En plus d’être un artiste visionnaire et hors-normes, AFX, c’est également une personnalité iconoclaste complètement vrillée. Un geek absolu, doté d’une créativité débordante, pianiste et electronicien émérite, qui a rendu plusieurs générations de nerds autistes fiers de leur ascétisme digital. Et c’est surtout un type qui n’en a jamais rien eu à foutre de quoi que ce soit. Du moment qu’il est payé, très cher, pour distiller ses décoctions toxiques, aussi bien en studio que sur scène.
Après treize ans d’un interminable hiatus, Syro devait en 2014 signer le retour de l’anglais sur le devant de la scène. Je reste encore aujourd’hui persuadé que ce disque était une blague, crachée à la gueule de Warp pour satisfaire de probables obligations contractuelles. Malgré ses quelques fulgurances, Syro était une compilation de morceaux plus ou moins remaniés qui devaient moisir au fond d’un disque dur depuis peut-être vingt ans. Une usine à gaz sans queue ni tête impossible à condenser, où AFX se révélait en caricature de sa propre trollitude. Comme pour déboulonner sa propre statue, sans que le label et les auditeurs n’y trouvent rien à redire. Ce disque m’avait surtout laissé un goût de pathétique (et une chronique qui l’était tout autant), qui semblait refléter la fin d’une ère. Aphex n’était plus qu’une marque et son logo, déclinable à l’infini de par la somme d’archives disponible, que Warp fossoyait à l’envie pour capitaliser sur ce qu’il restait : un instrument de nostalgie.
Cheetah, sorti il y a deux ans, était sans doute un peu moins une escroquerie et plus digeste de par sa durée divisée de moitié, mais témoignait de cette même vérité ô combien douloureuse : Aphex Twin et Warp n’ont absolument plus rien à (se) dire.
J’ai donc jeté une oreille attentive à Collapse EP, officiellement sorti il y a quelques jours, avec craintes et une certaine réticence. Et si c’est malgré tout ce que le britannique a sorti de meilleur en quinze ans, il convient de lui filer un zéro pointé sur l’échelle Gad Elmaleh du renouvellement.
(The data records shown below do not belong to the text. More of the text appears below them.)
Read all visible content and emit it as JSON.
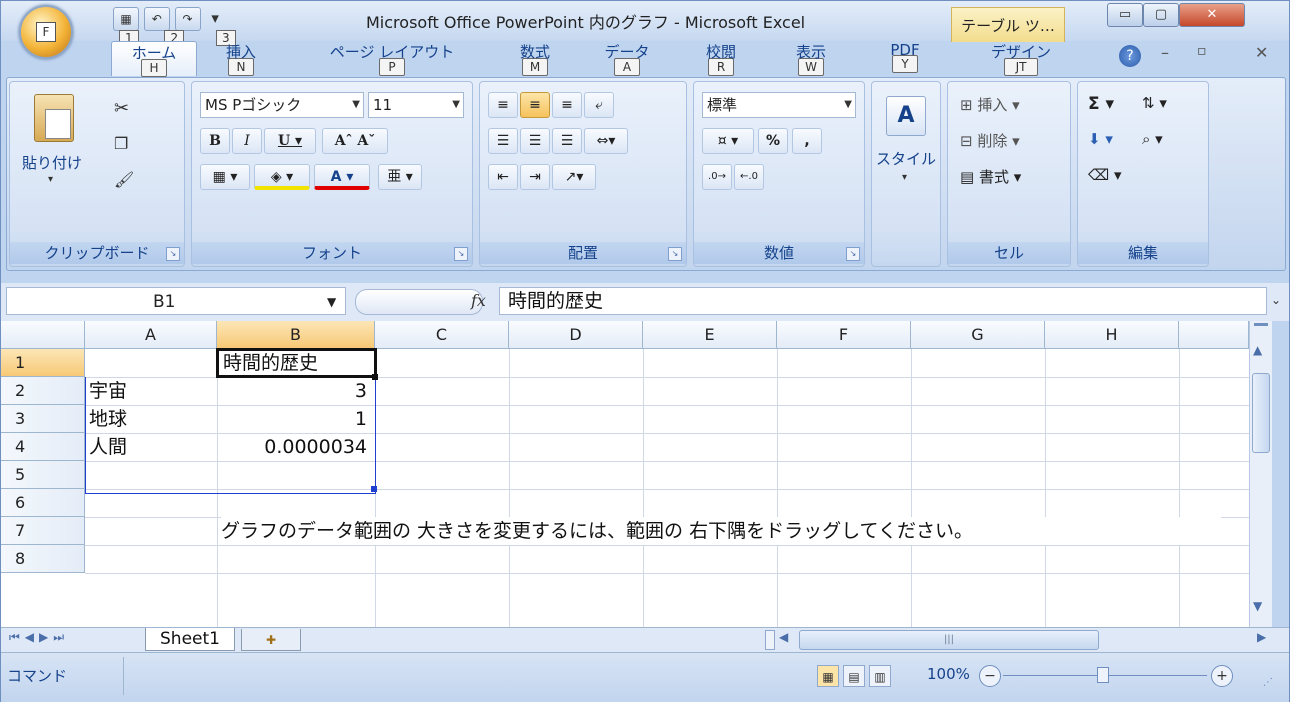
{
  "window": {
    "title": "Microsoft Office PowerPoint 内のグラフ - Microsoft Excel",
    "context_tab": "テーブル ツ…",
    "office_key": "F",
    "qat_keys": [
      "1",
      "2",
      "3"
    ]
  },
  "ribbon_tabs": [
    {
      "label": "ホーム",
      "key": "H"
    },
    {
      "label": "挿入",
      "key": "N"
    },
    {
      "label": "ページ レイアウト",
      "key": "P"
    },
    {
      "label": "数式",
      "key": "M"
    },
    {
      "label": "データ",
      "key": "A"
    },
    {
      "label": "校閲",
      "key": "R"
    },
    {
      "label": "表示",
      "key": "W"
    },
    {
      "label": "PDF",
      "key": "Y"
    },
    {
      "label": "デザイン",
      "key": "JT"
    }
  ],
  "ribbon": {
    "clipboard": {
      "label": "クリップボード",
      "paste": "貼り付け"
    },
    "font": {
      "label": "フォント",
      "name": "MS Pゴシック",
      "size": "11"
    },
    "alignment": {
      "label": "配置"
    },
    "number": {
      "label": "数値",
      "format": "標準"
    },
    "styles": {
      "label": "スタイル"
    },
    "cells": {
      "label": "セル",
      "insert": "挿入",
      "delete": "削除",
      "format": "書式"
    },
    "editing": {
      "label": "編集"
    }
  },
  "formula_bar": {
    "name_box": "B1",
    "fx": "fx",
    "value": "時間的歴史"
  },
  "sheet": {
    "columns": [
      "A",
      "B",
      "C",
      "D",
      "E",
      "F",
      "G",
      "H"
    ],
    "rows": [
      "1",
      "2",
      "3",
      "4",
      "5",
      "6",
      "7",
      "8"
    ],
    "cells": {
      "B1": "時間的歴史",
      "A2": "宇宙",
      "B2": "3",
      "A3": "地球",
      "B3": "1",
      "A4": "人間",
      "B4": "0.0000034",
      "B7": "グラフのデータ範囲の 大きさを変更するには、範囲の 右下隅をドラッグしてください。"
    }
  },
  "sheet_tabs": [
    "Sheet1"
  ],
  "status": {
    "mode": "コマンド",
    "zoom": "100%"
  }
}
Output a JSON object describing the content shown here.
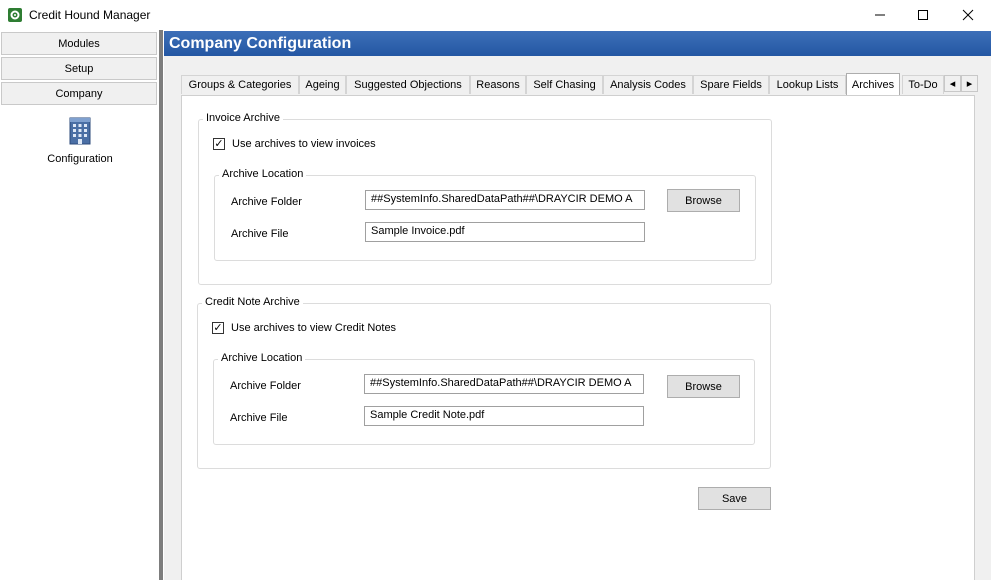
{
  "window": {
    "title": "Credit Hound Manager",
    "minimize_glyph": "—",
    "maximize_glyph": "☐",
    "close_glyph": "✕"
  },
  "nav": {
    "modules": "Modules",
    "setup": "Setup",
    "company": "Company",
    "configuration": "Configuration"
  },
  "header": {
    "title": "Company Configuration"
  },
  "tabs": [
    {
      "label": "Groups & Categories"
    },
    {
      "label": "Ageing"
    },
    {
      "label": "Suggested Objections"
    },
    {
      "label": "Reasons"
    },
    {
      "label": "Self Chasing"
    },
    {
      "label": "Analysis Codes"
    },
    {
      "label": "Spare Fields"
    },
    {
      "label": "Lookup Lists"
    },
    {
      "label": "Archives",
      "selected": true
    },
    {
      "label": "To-Do"
    }
  ],
  "tab_scroll": {
    "left": "◂",
    "right": "▸"
  },
  "invoice_archive": {
    "legend": "Invoice Archive",
    "checkbox_checked": true,
    "checkbox_label": "Use archives to view invoices",
    "location_legend": "Archive Location",
    "folder_label": "Archive Folder",
    "folder_value": "##SystemInfo.SharedDataPath##\\DRAYCIR DEMO A",
    "file_label": "Archive File",
    "file_value": "Sample Invoice.pdf",
    "browse_label": "Browse"
  },
  "credit_note_archive": {
    "legend": "Credit Note Archive",
    "checkbox_checked": true,
    "checkbox_label": "Use archives to view Credit Notes",
    "location_legend": "Archive Location",
    "folder_label": "Archive Folder",
    "folder_value": "##SystemInfo.SharedDataPath##\\DRAYCIR DEMO A",
    "file_label": "Archive File",
    "file_value": "Sample Credit Note.pdf",
    "browse_label": "Browse"
  },
  "save_label": "Save",
  "check_glyph": "✓"
}
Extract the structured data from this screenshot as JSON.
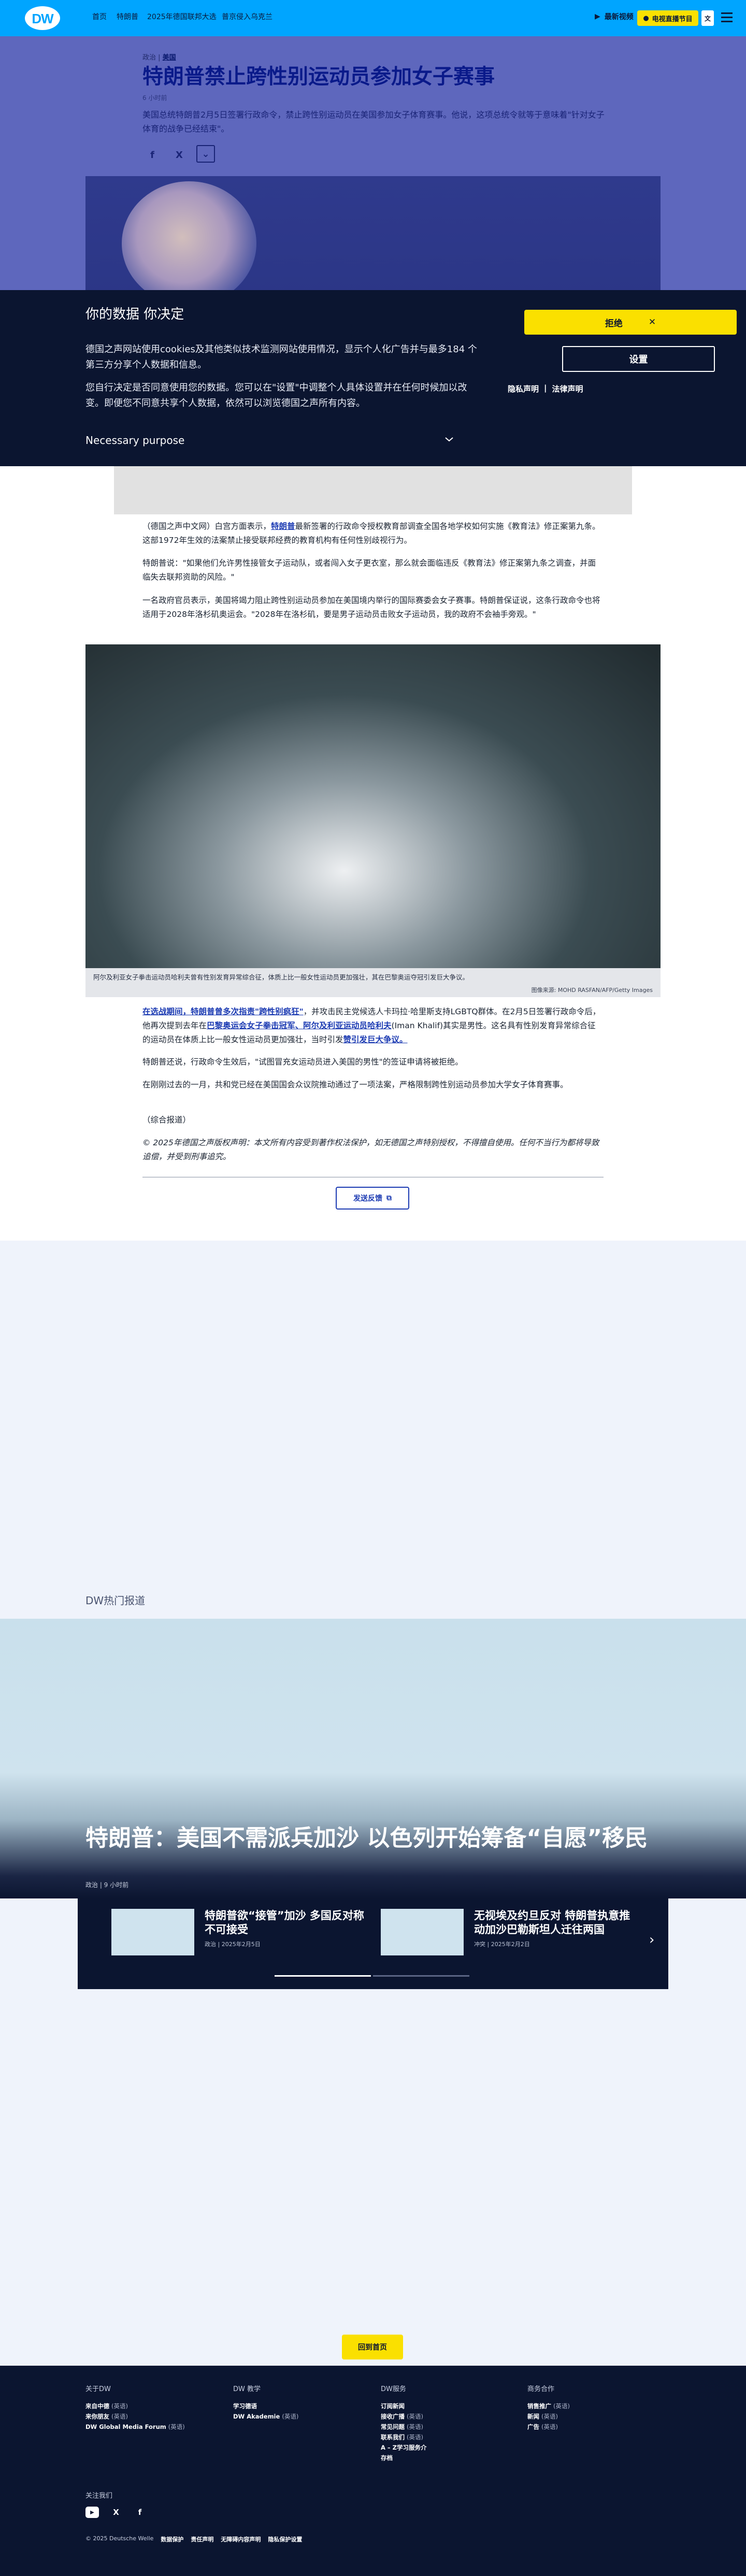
{
  "header": {
    "logo": "DW",
    "nav": [
      "首页",
      "特朗普",
      "2025年德国联邦大选",
      "普京侵入乌克兰"
    ],
    "latest": "最新视频",
    "live_label": "电视直播节目",
    "lang": "文"
  },
  "article": {
    "breadcrumb_prefix": "政治",
    "breadcrumb_section": "美国",
    "title": "特朗普禁止跨性别运动员参加女子赛事",
    "time": "6 小时前",
    "lead": "美国总统特朗普2月5日签署行政命令，禁止跨性别运动员在美国参加女子体育赛事。他说，这项总统令就等于意味着\"针对女子体育的战争已经结束\"。",
    "paragraphs": {
      "p1_a": "（德国之声中文网）白宫方面表示，",
      "p1_link": "特朗普",
      "p1_b": "最新签署的行政命令授权教育部调查全国各地学校如何实施《教育法》修正案第九条。这部1972年生效的法案禁止接受联邦经费的教育机构有任何性别歧视行为。",
      "p2": "特朗普说：\"如果他们允许男性接管女子运动队，或者闯入女子更衣室，那么就会面临违反《教育法》修正案第九条之调查，并面临失去联邦资助的风险。\"",
      "p3": "一名政府官员表示，美国将竭力阻止跨性别运动员参加在美国境内举行的国际赛委会女子赛事。特朗普保证说，这条行政命令也将适用于2028年洛杉矶奥运会。\"2028年在洛杉矶，要是男子运动员击败女子运动员，我的政府不会袖手旁观。\"",
      "p4_link1": "在选战期间，特朗普曾多次指责\"跨性别疯狂\"",
      "p4_a": "，并攻击民主党候选人卡玛拉·哈里斯支持LGBTQ群体。在2月5日签署行政命令后，他再次提到去年在",
      "p4_link2": "巴黎奥运会女子拳击冠军、阿尔及利亚运动员哈利夫",
      "p4_b": "(Iman Khalif)其实是男性。这名具有性别发育异常综合征的运动员在体质上比一般女性运动员更加强壮，当时引发",
      "p4_link3": "赞引发巨大争议。",
      "p5": "特朗普还说，行政命令生效后，\"试图冒充女运动员进入美国的男性\"的签证申请将被拒绝。",
      "p6": "在刚刚过去的一月，共和党已经在美国国会众议院推动通过了一项法案，严格限制跨性别运动员参加大学女子体育赛事。",
      "p7": "（综合报道）",
      "p8": "© 2025年德国之声版权声明：本文所有内容受到著作权法保护，如无德国之声特别授权，不得擅自使用。任何不当行为都将导致追偿，并受到刑事追究。"
    },
    "photo_caption": "阿尔及利亚女子拳击运动员哈利夫曾有性别发育异常综合征，体质上比一般女性运动员更加强壮，其在巴黎奥运夺冠引发巨大争议。",
    "photo_credit": "图像来源: MOHD RASFAN/AFP/Getty Images",
    "feedback": "发送反馈"
  },
  "consent": {
    "title": "你的数据 你决定",
    "p1": "德国之声网站使用cookies及其他类似技术监测网站使用情况，显示个人化广告并与最多184 个第三方分享个人数据和信息。",
    "p2": "您自行决定是否同意使用您的数据。您可以在\"设置\"中调整个人具体设置并在任何时候加以改变。即便您不同意共享个人数据，依然可以浏览德国之声所有内容。",
    "purpose": "Necessary purpose",
    "reject": "拒绝",
    "settings": "设置",
    "privacy": "隐私声明",
    "legal": "法律声明",
    "divider": "|"
  },
  "lower": {
    "section_label": "DW热门报道",
    "featured_title": "特朗普：美国不需派兵加沙 以色列开始筹备“自愿”移民",
    "featured_meta": "政治 | 9 小时前",
    "cards": [
      {
        "title": "特朗普欲“接管”加沙 多国反对称不可接受",
        "meta": "政治 | 2025年2月5日"
      },
      {
        "title": "无视埃及约旦反对 特朗普执意推动加沙巴勒斯坦人迁往两国",
        "meta": "冲突 | 2025年2月2日"
      }
    ],
    "next": "›",
    "back_top": "回到首页"
  },
  "footer": {
    "col1_title": "关于DW",
    "col1": [
      [
        "来自中德",
        "(英语)"
      ],
      [
        "来你朋友",
        "(英语)"
      ],
      [
        "DW Global Media Forum",
        "(英语)"
      ]
    ],
    "col2_title": "DW 教学",
    "col2": [
      [
        "学习德语",
        ""
      ],
      [
        "DW Akademie",
        "(英语)"
      ]
    ],
    "col3_title": "DW服务",
    "col3": [
      [
        "订阅新闻",
        ""
      ],
      [
        "接收广播",
        "(英语)"
      ],
      [
        "常见问题",
        "(英语)"
      ],
      [
        "联系我们",
        "(英语)"
      ],
      [
        "A – Z学习服务介",
        ""
      ],
      [
        "存档",
        ""
      ]
    ],
    "col4_title": "商务合作",
    "col4": [
      [
        "销售推广",
        "(英语)"
      ],
      [
        "新闻",
        "(英语)"
      ],
      [
        "广告",
        "(英语)"
      ]
    ],
    "follow": "关注我们",
    "social": [
      "▶",
      "X",
      "f"
    ],
    "copyright": "© 2025 Deutsche Welle",
    "links": [
      "数据保护",
      "责任声明",
      "无障碍内容声明",
      "隐私保护设置"
    ]
  },
  "colors": {
    "brand_blue": "#00a5ff",
    "accent_yellow": "#fae000",
    "navy": "#0b1530"
  }
}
Collapse m’apparaît surtout comme une très intelligente (et opportuniste) fusion des périodes Drukqs et The Tuss. Celles des multiples et improbables ponts échevelés dans un même titre. Là où les breakbeats ciselés danse la polka par dessus l’acidité. Où l’alliance des texture cristallines et de l’ébulition rythmique fait de nobles ravages, grâce à ces synthés désuets qu’on avait cru siens tant il sait les utiliser comme personne. Si t69 Collapse (dans sa version originale comme dans sa durichroma) aurait sans le moindre souci pu siéger sur Drukqs il y a dix-sept ans, il est quand même un peu moins savoureux au fil des écoutes sans l’inspiré et épilleptique support visuel qui lui a été associé à sa sortie. A long terme, je lui préfère le bouncy badass 1st 44 et le bouillonnant MT1 t29r2, où j’avoue conserver un sourire intact et carnassier pendant un bon moment. Ne serait-ce que pour ça, cette sortie a le don de calmer quelques aigreurs.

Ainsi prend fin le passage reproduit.